Thanks for your comment PaulHoule. Text CNN is the way forward for YoBulk also..We will be building a model for self correction of CSV error.It has to understand the context at each cell level and train the model accordingly.
"Open source tool powered by closed source API" Is it really open source then?
Yes it's definitely open source.On lighter note, until we build our own text CNN, we will use open AI to show the power and usecases of AI to our users.
Besides the commercial CSV importer mentioned, there are several more. I won't name them but if you google it - you'll see 4 or 5 right away.
I’m looking for a solution to this problem at the moment. Of course I could DIY, but I’m more attracted to a solution like flat file or YoBulk, rather than reinvent the wheel.

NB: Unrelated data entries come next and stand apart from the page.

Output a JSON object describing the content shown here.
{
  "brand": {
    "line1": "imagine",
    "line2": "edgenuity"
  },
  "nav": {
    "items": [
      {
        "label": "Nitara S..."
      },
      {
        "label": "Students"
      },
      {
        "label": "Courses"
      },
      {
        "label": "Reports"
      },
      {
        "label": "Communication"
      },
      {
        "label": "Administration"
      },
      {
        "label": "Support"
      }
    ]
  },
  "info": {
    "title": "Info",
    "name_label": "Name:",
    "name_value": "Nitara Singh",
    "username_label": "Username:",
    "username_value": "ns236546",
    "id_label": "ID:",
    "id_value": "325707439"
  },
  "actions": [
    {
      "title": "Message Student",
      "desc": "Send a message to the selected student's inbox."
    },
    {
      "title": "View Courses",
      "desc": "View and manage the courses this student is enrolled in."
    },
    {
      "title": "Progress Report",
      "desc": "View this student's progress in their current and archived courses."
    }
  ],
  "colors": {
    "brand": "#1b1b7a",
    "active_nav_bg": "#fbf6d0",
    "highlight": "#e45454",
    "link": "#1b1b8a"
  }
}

But from the Flatfile website it’s quite clear how I’d integrate it into our product. From your GitHub repo, it’s clear that’s it’s opensource, and thus I know I could integrate it, but it’d be great to see some specific examples of how, and the benefits.

If your going to compare yourself as a flatfile alternative, I feel that’s a key point to make.

Will check it out more deeply tho, looks quite interesting. I’m sold on the concept, but the GitHub repo didn’t push me over the line to “this is the solution”.

Yes.. we are the making the point very clear here that we are the open source alternative to Flatfile and it resonates with your thoughts also.Curious to know why the GitHub repo has put you in ambiguity.Happy to receive a candid feedback from you.
This is a neat tool. I am looking for ways to use GPT-3 to read CSVs / DBs with a bunch of time series numerical data (and summaries of said numerical data) and ask it questions, but I'm having trouble doing so. Does anyone have suggestions for this related project?
icelancer,Right now YoBulk is flattening the CSV to JSON with key-value document DB format and storing in MongoDB.You can use GPT3 to create mongo queries to fetch the data.We will be adding APIs soon where you can make a query through GPT3 and fetch the data from Mongo DB.Keep a watch on YoBulk Git repo.